Kirche ist eine Gemeinschaft des Bekennens, also eine inhaltliche Gemeinschaft. Auch wenn Leuenberg gern sagt, diese inhaltliche Gemeinschaft wäre hergestellt, ist doch die Tiefe jener Gemeinschaft mit der Aussage zu vergleichen, Fußball und Basketball wären nur verschiedene Bezeichnungen für dasselbe Spiel, da stets ein Ball in einem Netz landen solle. Aber lassen wir andere zu Wort kommen:

Grundordnungsänderung
Seit langem schon wird in den evangelischen Landeskirchen darüber debattiert, inwieweit es sich bei der EKD um eine Kirche handelt. Vor allem von Seiten der lutherischen Kirchen ist dagegen lange die Unschärfe oder gar das gänzliche Fehlen eines gemeinsamen Bekenntnisses in Stellung gebracht worden. Alle Bemühungen, die Confessio Augustana zum gemeinsamen Bekenntnis zu deklarieren, sind schnell gescheitert. Schließlich wurden alle Ansprüche darauf reduziert, vom Gedanken der Leuenberger Konkordie her die Kirchlichkeit der EKD als Abendmahls- und Kanzelgemeinschaft bekenntnisverschiedener und organisatorisch getrennter Kirchen zu beschreiben. Obwohl manche unierten Landeskirchen weit über diese Gedankenführung hinausgehen wollten, ermöglicht dies der lutherischen Seite, am eigenen Verständnis von Bekenntnis, Kirchenordnung und Kirche-sein festzuhalten. Als Gemeinschaft ihrer (bekenntnisverschiedenen und organisatorisch getrennten) Gliedkirchen ist die EKD Kirche. Am Ende jahrelanger Diskussionen stand diese aufs Äußerste reduzierte Fassung der Grundordnungsänderung, für die ich mich in besonderer Weise stark gemacht habe. Mehr hätte ich nicht zustimmen können. Diese Fassung aber trage ich ausdrücklich mit. Sie benennt, was schon jetzt Realität ist. Da, wo die Gemeinschaft der Kirchen in der EKD zusammentritt und das Abendmahl miteinander gefeiert wird, sind wir gemeinsam Kirche. Der Bekenntnisstand jeder einzelnen Gliedkirche bleibt davon unberührt. Organisationspraktische Ableitungen sind daraus ausdrücklich nicht zu ziehen. Wir wollen und wir werden weiterhin lutherische Kirche bleiben, wenn wir diese Grundordnungsänderung beschließen. Wir nehmen damit eine Wirklichkeit wahr, die uns durchaus herausfordert, der wir uns aber stellen und an der wir konstruktiv und kritisch mitwirken.
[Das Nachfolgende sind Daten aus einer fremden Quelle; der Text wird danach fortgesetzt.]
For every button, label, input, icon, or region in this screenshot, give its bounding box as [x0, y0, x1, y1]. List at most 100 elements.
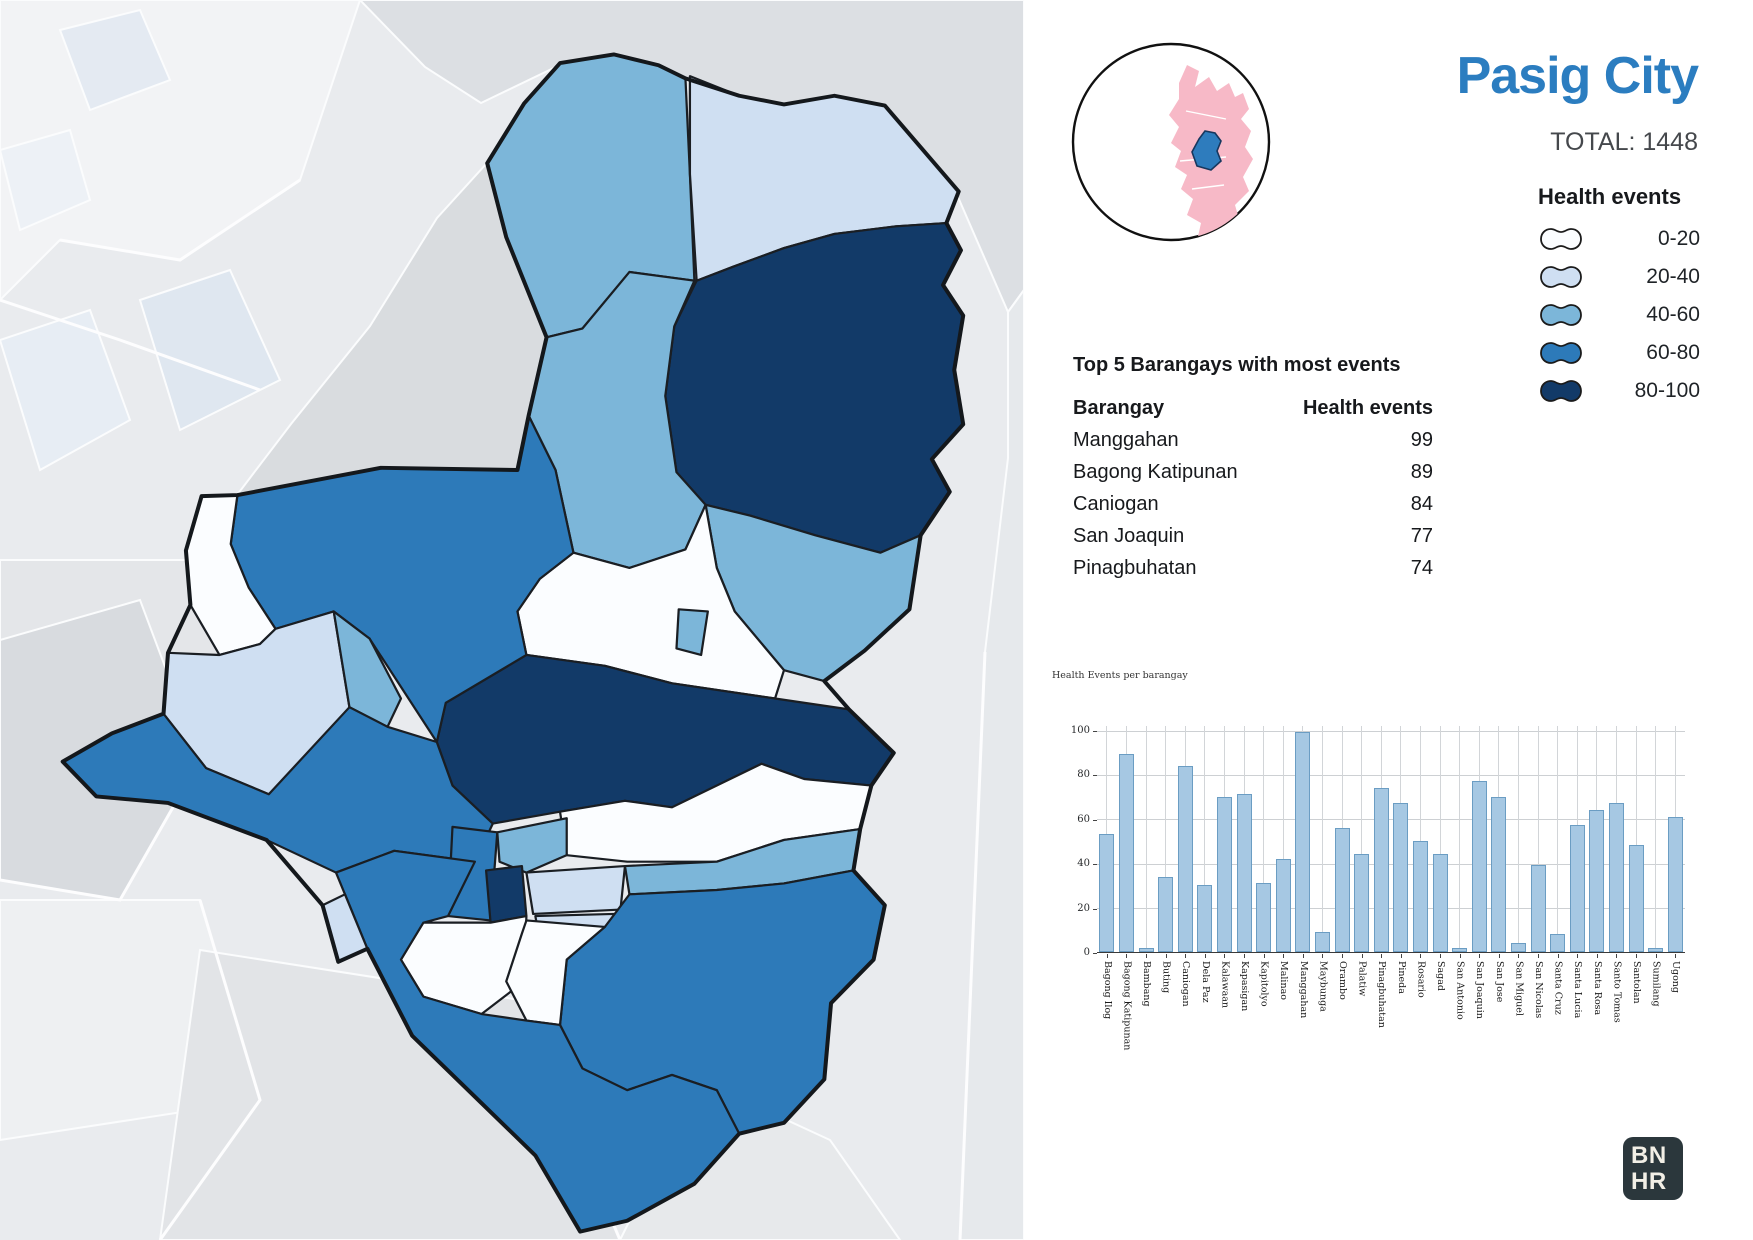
gridline — [1655, 726, 1657, 952]
bar-Sumilang — [1648, 947, 1664, 952]
bar-Santo Tomas — [1608, 803, 1624, 952]
y-tick-mark — [1093, 731, 1097, 732]
bar-Santa Cruz — [1550, 934, 1566, 952]
gridline — [1263, 726, 1265, 952]
x-tick-mark — [1636, 954, 1637, 958]
table-row: San Joaquin 77 — [1073, 525, 1433, 557]
x-axis-tick-label: Rosario — [1415, 961, 1427, 998]
bar-Dela Paz — [1197, 885, 1213, 952]
legend-row: 40-60 — [1538, 296, 1700, 334]
gridline — [1145, 726, 1147, 952]
x-tick-mark — [1224, 954, 1226, 958]
x-axis-tick-label: Palatiw — [1356, 961, 1368, 997]
legend-label: 20-40 — [1646, 265, 1700, 288]
gridline — [1097, 819, 1685, 821]
bar-Pinagbuhatan — [1373, 787, 1389, 952]
x-axis-tick-label: Orambo — [1337, 961, 1348, 1000]
gridline — [1282, 726, 1284, 952]
y-tick-mark — [1093, 864, 1097, 866]
top5-title: Top 5 Barangays with most events — [1073, 354, 1401, 376]
city-outline — [60, 52, 966, 1234]
barangay-polygon — [675, 608, 709, 657]
row-events: 89 — [1410, 461, 1433, 483]
locator-inset — [1068, 39, 1274, 245]
x-axis-tick-label: Bagong Ilog — [1101, 961, 1113, 1020]
top5-table: Top 5 Barangays with most events Baranga… — [1073, 354, 1433, 589]
x-tick-mark — [1655, 954, 1657, 958]
legend-row: 20-40 — [1538, 258, 1700, 296]
y-tick-mark — [1093, 775, 1097, 777]
x-axis-tick-label: Bambang — [1141, 961, 1152, 1007]
legend-swatch-icon — [1540, 380, 1582, 402]
bar-Caniogan — [1177, 765, 1193, 952]
barangay-polygon — [525, 864, 627, 916]
legend-row: 0-20 — [1538, 220, 1700, 258]
x-tick-mark — [1420, 954, 1422, 958]
x-axis-tick-label: San Joaquin — [1474, 961, 1486, 1019]
x-tick-mark — [1146, 954, 1147, 958]
x-tick-mark — [1557, 954, 1559, 958]
info-panel: Pasig City TOTAL: 1448 Health events 0-2… — [1024, 0, 1753, 1240]
x-tick-mark — [1106, 954, 1108, 958]
x-axis-tick-label: Caniogan — [1180, 961, 1192, 1007]
x-axis-tick-label: Santolan — [1631, 961, 1642, 1004]
gridline — [1537, 726, 1539, 952]
y-tick-mark — [1093, 953, 1097, 954]
x-axis-tick-label: Santa Rosa — [1591, 961, 1603, 1016]
legend-swatch-icon — [1540, 266, 1582, 288]
logo-line-1: BN — [1631, 1142, 1667, 1169]
barangay-polygon — [496, 817, 568, 874]
x-tick-mark — [1322, 954, 1324, 958]
city-barangays — [60, 52, 966, 1234]
gridline — [1439, 726, 1441, 952]
x-tick-mark — [1518, 954, 1520, 958]
row-barangay: Pinagbuhatan — [1073, 557, 1197, 579]
bar-chart: Health Events per barangay 0 20 40 60 80 100 B… — [1040, 666, 1740, 1136]
locator-inset-svg — [1071, 42, 1271, 242]
chart-title: Health Events per barangay — [1052, 670, 1188, 681]
bar-Kalawaan — [1216, 796, 1232, 952]
x-tick-mark — [1616, 954, 1618, 958]
logo-line-2: HR — [1631, 1168, 1667, 1196]
x-tick-mark — [1185, 954, 1187, 958]
bar-Palatiw — [1354, 854, 1370, 952]
x-tick-mark — [1283, 954, 1285, 958]
bar-Bagong Ilog — [1099, 834, 1115, 952]
pasig-highlight-shape — [1191, 130, 1222, 171]
table-row: Caniogan 84 — [1073, 493, 1433, 525]
bar-Ugong — [1667, 816, 1683, 952]
bar-San Antonio — [1452, 947, 1468, 952]
bar-Pineda — [1393, 803, 1409, 952]
bar-Kapitolyo — [1256, 883, 1272, 952]
bar-Orambo — [1334, 827, 1350, 952]
x-axis-tick-label: San Antonio — [1454, 961, 1466, 1020]
gridline — [1419, 726, 1421, 952]
x-axis-tick-label: Sagad — [1435, 961, 1446, 991]
x-axis-tick-label: Kapitolyo — [1258, 961, 1270, 1007]
table-row: Bagong Katipunan 89 — [1073, 461, 1433, 493]
x-axis-tick-label: Kalawaan — [1219, 961, 1231, 1009]
table-row: Pinagbuhatan 74 — [1073, 557, 1433, 589]
top5-col-events: Health events — [1302, 397, 1433, 419]
x-axis-tick-label: Bagong Katipunan — [1121, 961, 1133, 1051]
bar-Malinao — [1275, 858, 1291, 952]
gridline — [1204, 726, 1206, 952]
bar-San Miguel — [1510, 943, 1526, 952]
x-axis-tick-label: Buting — [1160, 961, 1172, 994]
x-tick-mark — [1498, 954, 1500, 958]
x-tick-mark — [1577, 954, 1579, 958]
gridline — [1321, 726, 1323, 952]
x-tick-mark — [1596, 954, 1598, 958]
x-axis-tick-label: Santo Tomas — [1611, 961, 1623, 1023]
page-title: Pasig City — [1456, 47, 1699, 105]
top5-header: Barangay Health events — [1073, 397, 1433, 429]
x-axis-tick-label: Pineda — [1395, 961, 1407, 994]
legend-swatch-icon — [1540, 228, 1582, 250]
x-axis-tick-label: San Nicolas — [1533, 961, 1544, 1019]
bar-Maybunga — [1314, 932, 1330, 952]
gridline — [1097, 908, 1685, 910]
x-tick-mark — [1165, 954, 1167, 958]
legend-row: 80-100 — [1538, 372, 1700, 410]
row-events: 84 — [1410, 493, 1433, 515]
Bischof Carsen Rentzing, Bericht des Landesbischofs, Herbstsynode der sächsischen Landeskirche 2018
https://engagiert.evlks.de/fileadmin/userfiles/EVLKS_interessiert/B._Wir/3._Leitung/Landesbischof/VL_63_Bericht_LB_2018_gesamt.pdf

Die Unterschiede des Glaubens und Bekenntnisses der Kirchen haben nicht bloß natürliche sondern sittliche Gründe. Sie sind – wir werden nicht anders sagen können – der Ausdruck für das verschiedene Maß des Gehorsams gegen das Wort der Wahrheit. Nur in dem Maße aber als die Kirche dies Wort der Wahrheit rein erhält in ihrer Lehre, ist sie geschickt für den Beruf, Verkündigerin der seligmachenden Wahrheit in der Welt zu sein. Denn nur in diesem Maße hat ihre Lehre die Wahrheit von Jesu Christo zum Inhalt. Darum hat denn auch unsre Kirche von Anfang an, um ihres Berufes an den Seelen willen den sie zu erfüllen hat, eifersüchtig auf Reinheit der Lehre gehalten und die Einheit in dieser Lehre zur Grundlage ihres Bestandes und zur unumgänglichen Bedingung der Gemeinschaft gemacht, und durch allen herben Schmerz über die Trennung sich nicht davon abbringen lassen, unverrückt auf dieser Bedingung zu bestehen. Alle Ärgernisse – mit diesem Gedanken schließt das Augsburger Bekenntnis und die Apologie wiederholt ihn – alle Ärgernisse welche aus der Trennung entstehen, wiegen nicht so schwer als die Verleugnung der seligmachenden Wahrheit. Dies blieb seitdem feststehender Grundsatz in unsern Kirchen. […]
Nicht die Gesetzgebung ist die Grundlage unsrer Kirche, das Band ihrer Einheit, sondern das Bekenntnis und seine Lehre. Wenn unsre Väter die Kirche sowohl die Gemeinschaft der Gläubigen als auch die Gemeinschaft der Berufenen nennen, so sagen sie mit beidem, daß die Lehre das Band der Kirche sei. Denn das lehrende Wort ist es, welches den Glauben wirkt und welches die Sünder zu Christus ruft. […]
Es ist die Gemeinschaft der Lehre, welche die lutherische Kirche des 16. Jahrhunderts und die des 19. zur Einen lutherischen Kirche macht. Jene Gemeinschaft aufgeben heißt die Gemeinschaft der lutherischen Kirche aufgeben.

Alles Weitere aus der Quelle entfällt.